Matthias Reuter wrote:
Ken Williams wrote:
Hi, I'm trying to convert text in "numerical character reference" format
to this javascript escape (\u) format. for example 소개
should become \uC18C\uAC1C.

That's a one-liner:

"소개".replace(/&#(\d+);/g, function (search, match) { return
"\\u" + parseInt(match, 10).toString(16); });

To be precise, at least a two-liner, for legibility :)

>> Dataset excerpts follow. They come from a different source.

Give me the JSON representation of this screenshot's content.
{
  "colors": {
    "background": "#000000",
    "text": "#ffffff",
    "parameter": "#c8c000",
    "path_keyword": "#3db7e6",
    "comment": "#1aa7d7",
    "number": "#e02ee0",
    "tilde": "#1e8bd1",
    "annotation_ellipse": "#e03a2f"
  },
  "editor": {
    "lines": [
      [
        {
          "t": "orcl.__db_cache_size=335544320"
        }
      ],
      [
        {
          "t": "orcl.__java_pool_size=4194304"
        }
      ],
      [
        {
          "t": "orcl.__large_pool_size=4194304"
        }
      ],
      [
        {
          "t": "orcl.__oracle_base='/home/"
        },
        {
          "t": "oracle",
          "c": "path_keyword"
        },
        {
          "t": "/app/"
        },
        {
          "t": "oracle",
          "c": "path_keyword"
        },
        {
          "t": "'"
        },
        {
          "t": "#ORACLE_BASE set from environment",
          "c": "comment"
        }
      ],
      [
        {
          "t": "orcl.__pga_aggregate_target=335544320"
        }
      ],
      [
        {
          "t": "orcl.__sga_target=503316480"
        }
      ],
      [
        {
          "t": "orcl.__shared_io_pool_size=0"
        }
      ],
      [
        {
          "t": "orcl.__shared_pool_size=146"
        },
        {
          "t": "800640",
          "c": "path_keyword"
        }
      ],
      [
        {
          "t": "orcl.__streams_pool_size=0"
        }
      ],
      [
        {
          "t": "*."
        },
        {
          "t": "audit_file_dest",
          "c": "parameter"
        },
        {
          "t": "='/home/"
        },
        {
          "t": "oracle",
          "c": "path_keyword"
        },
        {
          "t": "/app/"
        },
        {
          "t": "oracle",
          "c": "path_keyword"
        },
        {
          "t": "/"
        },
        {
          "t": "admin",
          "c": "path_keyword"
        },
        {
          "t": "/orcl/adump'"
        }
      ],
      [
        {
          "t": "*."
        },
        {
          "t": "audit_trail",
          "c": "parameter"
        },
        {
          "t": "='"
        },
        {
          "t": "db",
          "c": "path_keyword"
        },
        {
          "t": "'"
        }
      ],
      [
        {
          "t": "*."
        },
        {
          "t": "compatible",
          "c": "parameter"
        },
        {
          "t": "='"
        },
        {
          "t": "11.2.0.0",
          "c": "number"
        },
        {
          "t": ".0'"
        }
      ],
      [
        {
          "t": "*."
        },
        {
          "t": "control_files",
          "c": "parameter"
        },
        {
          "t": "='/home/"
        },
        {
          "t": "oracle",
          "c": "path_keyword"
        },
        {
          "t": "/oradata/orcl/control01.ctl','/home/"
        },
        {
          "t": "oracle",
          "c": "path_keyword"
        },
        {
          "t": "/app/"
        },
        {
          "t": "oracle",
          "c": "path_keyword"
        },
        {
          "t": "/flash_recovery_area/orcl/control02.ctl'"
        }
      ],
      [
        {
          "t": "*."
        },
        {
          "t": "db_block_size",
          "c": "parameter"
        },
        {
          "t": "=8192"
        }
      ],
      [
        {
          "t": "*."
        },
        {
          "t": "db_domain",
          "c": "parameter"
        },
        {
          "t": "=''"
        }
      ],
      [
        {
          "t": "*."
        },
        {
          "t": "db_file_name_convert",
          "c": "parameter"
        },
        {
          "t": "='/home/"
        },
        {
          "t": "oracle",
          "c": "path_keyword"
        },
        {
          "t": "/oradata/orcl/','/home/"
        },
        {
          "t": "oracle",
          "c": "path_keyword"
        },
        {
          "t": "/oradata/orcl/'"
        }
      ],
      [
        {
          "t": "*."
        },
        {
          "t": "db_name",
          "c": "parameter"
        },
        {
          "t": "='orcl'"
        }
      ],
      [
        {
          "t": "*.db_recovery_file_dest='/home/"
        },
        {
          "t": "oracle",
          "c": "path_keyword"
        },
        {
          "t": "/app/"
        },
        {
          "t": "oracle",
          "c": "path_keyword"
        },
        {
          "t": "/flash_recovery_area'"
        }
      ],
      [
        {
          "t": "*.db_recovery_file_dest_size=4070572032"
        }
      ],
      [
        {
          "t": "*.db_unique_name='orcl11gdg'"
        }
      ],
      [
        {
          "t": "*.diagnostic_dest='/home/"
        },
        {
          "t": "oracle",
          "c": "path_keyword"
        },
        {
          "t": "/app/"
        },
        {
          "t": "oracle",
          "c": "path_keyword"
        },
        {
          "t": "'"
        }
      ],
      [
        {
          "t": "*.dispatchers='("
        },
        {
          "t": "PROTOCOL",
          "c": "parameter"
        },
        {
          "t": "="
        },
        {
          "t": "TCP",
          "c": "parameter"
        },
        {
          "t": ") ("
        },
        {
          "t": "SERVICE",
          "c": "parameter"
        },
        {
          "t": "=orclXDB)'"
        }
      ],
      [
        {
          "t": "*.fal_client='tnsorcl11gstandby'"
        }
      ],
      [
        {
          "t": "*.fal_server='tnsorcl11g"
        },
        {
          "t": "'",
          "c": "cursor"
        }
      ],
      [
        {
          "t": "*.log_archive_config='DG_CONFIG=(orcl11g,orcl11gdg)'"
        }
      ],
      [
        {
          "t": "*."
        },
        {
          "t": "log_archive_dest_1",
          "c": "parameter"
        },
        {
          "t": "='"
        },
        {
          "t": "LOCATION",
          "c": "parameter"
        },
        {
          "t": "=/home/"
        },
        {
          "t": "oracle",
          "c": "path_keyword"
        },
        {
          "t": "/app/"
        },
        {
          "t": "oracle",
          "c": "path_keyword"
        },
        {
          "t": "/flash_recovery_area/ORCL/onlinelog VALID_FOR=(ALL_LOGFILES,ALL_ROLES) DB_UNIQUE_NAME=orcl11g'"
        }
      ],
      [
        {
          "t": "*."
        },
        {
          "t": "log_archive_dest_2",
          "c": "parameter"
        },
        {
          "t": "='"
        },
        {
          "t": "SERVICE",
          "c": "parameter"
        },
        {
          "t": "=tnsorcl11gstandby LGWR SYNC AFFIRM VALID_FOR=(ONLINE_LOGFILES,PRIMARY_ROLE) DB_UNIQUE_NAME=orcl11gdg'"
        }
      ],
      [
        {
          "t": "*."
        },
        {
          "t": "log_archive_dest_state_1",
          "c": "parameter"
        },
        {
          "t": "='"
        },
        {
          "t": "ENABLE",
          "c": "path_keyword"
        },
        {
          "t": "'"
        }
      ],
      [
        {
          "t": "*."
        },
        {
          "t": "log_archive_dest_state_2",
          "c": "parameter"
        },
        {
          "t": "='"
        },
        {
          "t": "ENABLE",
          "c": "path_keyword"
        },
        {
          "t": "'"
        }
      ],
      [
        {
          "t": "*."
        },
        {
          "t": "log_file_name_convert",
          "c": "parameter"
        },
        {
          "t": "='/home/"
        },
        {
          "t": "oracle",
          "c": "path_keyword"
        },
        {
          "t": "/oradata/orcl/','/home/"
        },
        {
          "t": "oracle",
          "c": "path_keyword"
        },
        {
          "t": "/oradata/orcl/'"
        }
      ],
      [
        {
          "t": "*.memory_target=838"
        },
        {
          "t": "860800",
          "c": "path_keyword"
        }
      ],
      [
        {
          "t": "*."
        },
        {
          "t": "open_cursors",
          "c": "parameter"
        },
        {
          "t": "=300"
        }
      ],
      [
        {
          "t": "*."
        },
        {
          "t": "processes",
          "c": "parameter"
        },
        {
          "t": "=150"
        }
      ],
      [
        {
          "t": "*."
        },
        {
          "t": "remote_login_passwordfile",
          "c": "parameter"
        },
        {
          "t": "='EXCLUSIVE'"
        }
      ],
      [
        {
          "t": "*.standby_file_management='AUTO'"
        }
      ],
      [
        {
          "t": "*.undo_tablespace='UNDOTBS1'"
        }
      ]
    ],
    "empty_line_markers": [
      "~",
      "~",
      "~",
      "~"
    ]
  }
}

"소개".replace(/&#(\d+);/g, function (search, match) {
return "\\u" + parseInt(match, 10).toString(16).toUpperCase(); });

It also matters that the `return' keyword and return value expression start
on the same line, else `undefined' is returned due to automatic semicolon
insertion.

However, I would write it as a general-purpose function:

function charRefToUnicodeEscape(s)
{
return String(s).replace(
/&#(\d+);/g,
function(m, p1) {
return "\\u" + parseInt(p1, 10).toString(16);
});
}

var s = ...;
/* ... */
s = charRefToUnicodeEscape(s).toUpperCase();

(Or make it a method of String.prototype.)
The issue remains that the HTML Document Character Set is UCS, which
supports code points beyond the Basic Multilingual Plane (U+10000 and
greater) with UCS-4, while ECMAScript Unicode escape sequences do not:
\uFFFF is the specified maximum. So those characters cannot be presented
equally in ECMAScript.

However, the solution to that problem would be simple (and oft-mentioned
before):

Do not output or store character references, but output raw code units and
declare the proper character encoding (e.g. UTF-7, -8, -16 or -32).


PointedEars
.